第306話 もう1人の正体不明(5)
「・・・・・・あなたが宣言を行なったのはバランスのため。あなたの真の立ち位置を万が一にも悟られないため。その補強作業です」
「ご名答、やっぱお前頭いいよ。お前には分かってるだろう。あそこで俺があの宣言をしたのは、スプリガンという怪人にとっては正しいって事だってな」
「分かっています。分かってはいますが、そんなことは――」
「悲しすぎます、ってか。まあ、だからお前は泣いてくれたんだろうけどな」
ソレイユの言葉を先取り、影人はやれやれと首を振った。自分ははっきり言って全く気にしていないというのに、この女神はその優しさから気にしてしまうのだろう。
「つーかいま思い出したけど、雑兵どもで光導姫と守護者を攻撃した事は文句言わないんだな。文句の1つでも言われてもおかしくないだろ?」
「言いませんよ。だってあの雑兵たちは、光導姫と守護者を守るために召喚したものでしょう? 適度な弱さで陽華や明夜たちが絶対に負けないように調整されており、その相手をさせる事で戦う相手を限定させる。そして不測の事態が起こった時には、雑兵たちの体にイヴさんの意識を飛ばさせる事で、それとなく光導姫や守護者を助ける。実際、その方法であなたは明夜の命を救いました。一見、偶然のように装ってはいましたけどあれは必然です」
「・・・・・・・・・・・・・・・なんつーか、すまん。俺お前の事舐めてたわ。正直、そこまで分かってるとは思わなかった」
自分から話題を振っておいて何だが、影人はソレイユの見解を聞いてその目を丸くした。いや、別にひっかけとかではなく、単純にそう聞いてみただけなのだが、まさかそこまで分かっているとは思ってもいなかった。

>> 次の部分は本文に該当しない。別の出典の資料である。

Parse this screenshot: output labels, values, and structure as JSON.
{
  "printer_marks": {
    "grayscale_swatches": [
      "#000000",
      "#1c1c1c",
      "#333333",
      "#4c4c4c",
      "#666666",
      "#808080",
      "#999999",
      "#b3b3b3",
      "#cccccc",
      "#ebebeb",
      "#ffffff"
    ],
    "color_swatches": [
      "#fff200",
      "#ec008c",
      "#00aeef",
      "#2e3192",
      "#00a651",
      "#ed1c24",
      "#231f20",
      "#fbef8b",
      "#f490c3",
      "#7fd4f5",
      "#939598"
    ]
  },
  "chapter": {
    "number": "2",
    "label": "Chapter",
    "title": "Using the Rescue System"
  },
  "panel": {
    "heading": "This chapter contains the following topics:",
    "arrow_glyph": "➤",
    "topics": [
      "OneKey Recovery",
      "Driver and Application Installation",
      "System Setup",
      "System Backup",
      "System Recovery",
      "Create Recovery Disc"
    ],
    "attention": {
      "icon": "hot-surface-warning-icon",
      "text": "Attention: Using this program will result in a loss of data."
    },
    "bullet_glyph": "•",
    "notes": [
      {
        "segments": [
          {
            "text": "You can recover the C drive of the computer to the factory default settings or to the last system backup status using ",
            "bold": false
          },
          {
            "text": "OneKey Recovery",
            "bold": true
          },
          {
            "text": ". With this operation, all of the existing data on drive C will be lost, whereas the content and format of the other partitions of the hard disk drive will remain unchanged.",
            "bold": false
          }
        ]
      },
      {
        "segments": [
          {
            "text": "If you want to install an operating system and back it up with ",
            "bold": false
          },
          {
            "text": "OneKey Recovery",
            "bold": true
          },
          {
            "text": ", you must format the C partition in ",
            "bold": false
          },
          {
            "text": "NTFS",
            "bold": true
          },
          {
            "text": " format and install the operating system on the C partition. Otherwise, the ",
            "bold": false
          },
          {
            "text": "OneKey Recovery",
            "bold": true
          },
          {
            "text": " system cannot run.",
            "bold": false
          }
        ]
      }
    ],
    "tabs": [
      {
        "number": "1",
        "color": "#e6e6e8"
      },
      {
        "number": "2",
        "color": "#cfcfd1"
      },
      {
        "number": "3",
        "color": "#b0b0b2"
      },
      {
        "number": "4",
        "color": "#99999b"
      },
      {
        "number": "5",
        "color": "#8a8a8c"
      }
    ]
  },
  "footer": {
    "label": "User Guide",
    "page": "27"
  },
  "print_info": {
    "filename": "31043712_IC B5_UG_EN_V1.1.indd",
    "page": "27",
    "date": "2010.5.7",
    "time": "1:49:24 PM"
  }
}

「ふふん、どうです敬いの気持ちが湧き出てきましたか? これでも私は長年の時を生きる神なのです。観察眼は鍛えられているんですよ!」
「すぐ調子に乗るな。ったく、泣いたりドヤ顔したり感情の起伏が激しい奴だな」
「それはそれ、これはこれですよ。・・・・・・・・とにかく、一旦話は落ち着きましたね。改めて影人、ありがとうございました。あなたの覚悟を知っているのは私だけですが、あなたのその覚悟が光導姫と守護者を、陽華と明夜を守ってくれている」
ソレイユは威厳ある女神の顔で影人へと頭を下げた。影人は影から光導姫や守護者を助けるために、より険しい茨の道を進む事を決めた。それを言えば、きっと目の前にいるこの少年はいつものように「仕事だからな。別に全く気にしてねえよ」というだろう。帰城影人とはそういう少年だ。

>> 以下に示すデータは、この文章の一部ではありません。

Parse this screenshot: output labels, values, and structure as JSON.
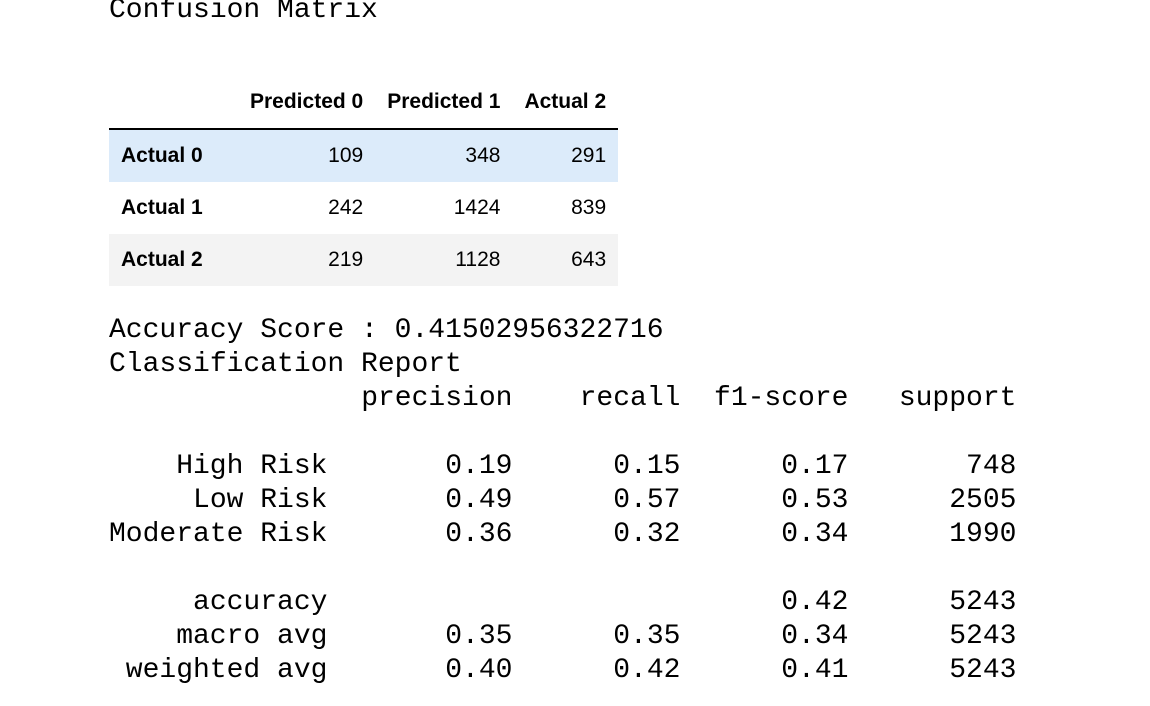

「・・・・・・・けっ、別に仕事だ。そんな礼を言われる筋合いはねえよ」
「ふふっ、やはりあなたはそう言いますよね」
予想通りの影人の反応にソレイユはつい笑ってしまった。そんなソレイユに影人は「?」と疑問を浮かべていたが、やがて影人はソレイユが創り出したイスから立ち上がった。
「じゃあ俺はこれで失礼するぜ。そういや、ソレイユ。結局あの闇の気配は何だったのかわかったのか? お前分からないって昨日は言ってたが」
「っ・・・・・・・・・いえ、結局分からないままです。現地の光導姫も何もなかったと言っていました」
一瞬ぎこちのない表情を浮かべたソレイユだが、すぐに真面目な顔つきに戻ると影人の質問に首を振った。影人は「そうか、不気味だな」と言っただけだった。

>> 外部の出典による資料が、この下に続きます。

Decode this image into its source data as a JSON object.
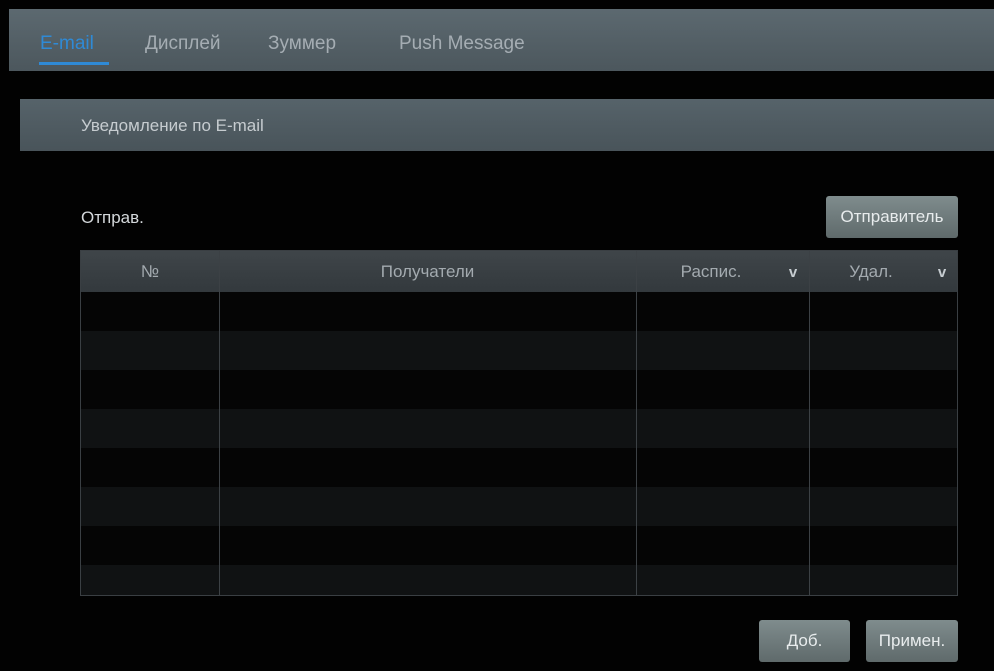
{
  "tabs": [
    {
      "label": "E-mail",
      "active": true
    },
    {
      "label": "Дисплей",
      "active": false
    },
    {
      "label": "Зуммер",
      "active": false
    },
    {
      "label": "Push Message",
      "active": false
    }
  ],
  "section": {
    "title": "Уведомление по E-mail"
  },
  "sender": {
    "label": "Отправ.",
    "button_label": "Отправитель"
  },
  "table": {
    "headers": {
      "number": "№",
      "recipients": "Получатели",
      "schedule": "Распис.",
      "delete": "Удал."
    },
    "dropdown_icon": "v",
    "rows": []
  },
  "actions": {
    "add_label": "Доб.",
    "apply_label": "Примен."
  },
  "colors": {
    "accent": "#2f8ad6",
    "tabbar": "#56636a",
    "button": "#6f7b7c",
    "background": "#020202"
  }
}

「で、では影人、地上に送りますね。また会いましょう」
ソレイユはそう言って影人を地上へと送った。残ったソレイユは、影人への罪悪感を抱いていた。
「・・・・・・・すみません影人。私は、私たち神はあの気配を知っています。ですが、まだあなたたちにその事実は教える事が出来ないのです」
桜色の髪を光に照らしながら、ソレイユはそう独白した。